The US Consumer Financial Protection Bureau (CFPB) has filed a lawsuit against Early Warning Services, the operator of the Zelle payment platform, as well as three major banks, JPMorgan Chase, Bank of America, and Wells Fargo.  

The lawsuit accuses the parties of failing to implement effective fraud prevention measures, leaving consumers vulnerable to significant financial losses on the peer-to-peer payment network. According to the CFPB, these failures have resulted in consumer losses exceeding $870m since Zelle’s launch in 2017. 

The CFPB alleges that Zelle was introduced to the market to compete with platforms such as Venmo and CashApp but lacked the necessary safeguards to protect users. The complaint highlights that hundreds of thousands of fraud reports were submitted by affected consumers.  

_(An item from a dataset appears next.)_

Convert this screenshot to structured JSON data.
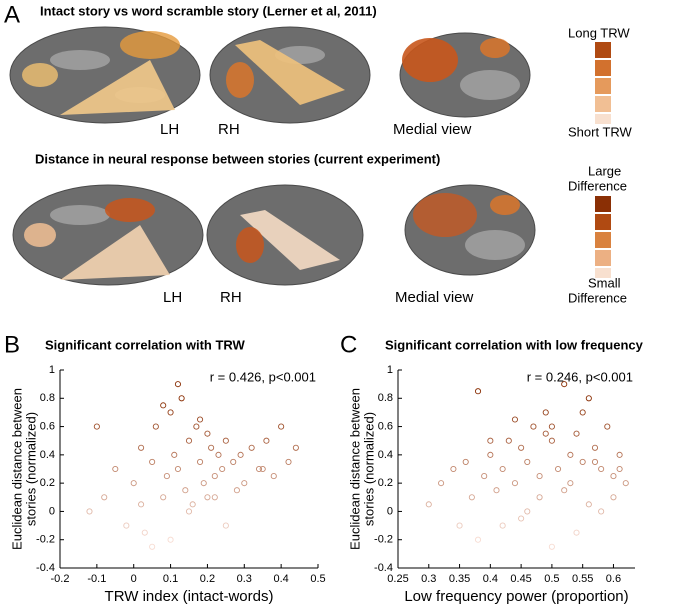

Many of these complaints were allegedly mishandled, with some consumers reportedly advised to contact the perpetrators directly to recover their funds. The CFPB further claims that the banks did not comply with federal laws requiring investigation of fraud claims and reimbursement for unauthorised transactions. 

CFPB Director Rohit Chopra said: “The nation’s largest banks felt threatened by competing payment apps, so they rushed to put out Zelle.  

“By their failing to put in place proper safeguards, Zelle became a gold mine for fraudsters, while often leaving victims to fend for themselves.” 

Zelle allows users to transfer funds electronically by linking accounts to email addresses or mobile numbers, referred to as tokens. Users can create multiple tokens and move them between banks, a feature the CFPB alleges has been exploited by fraudsters.  

The agency claims that scammers have been able to reroute payments and repeatedly target victims due to weaknesses in Zelle’s design and insufficient fraud prevention measures by its operator and the defendant banks. 

The lawsuit outlines several alleged failures. It claims Zelle’s identity verification processes were inadequate, allowing fraudsters to link victims’ tokens to their own accounts and divert payments.  

The CFPB also asserts that the defendants did not share information about fraudulent activities across the network, enabling repeat offenders to exploit multiple banks before detection. The complaint alleges that despite receiving large volumes of fraud reports, the banks failed to strengthen their systems or prevent recurring incidents.  

Furthermore, the lawsuit states that the banks did not meet their obligations under the Electronic Fund Transfer Act, which includes investigating fraud complaints and reimbursing customers for unauthorised transactions.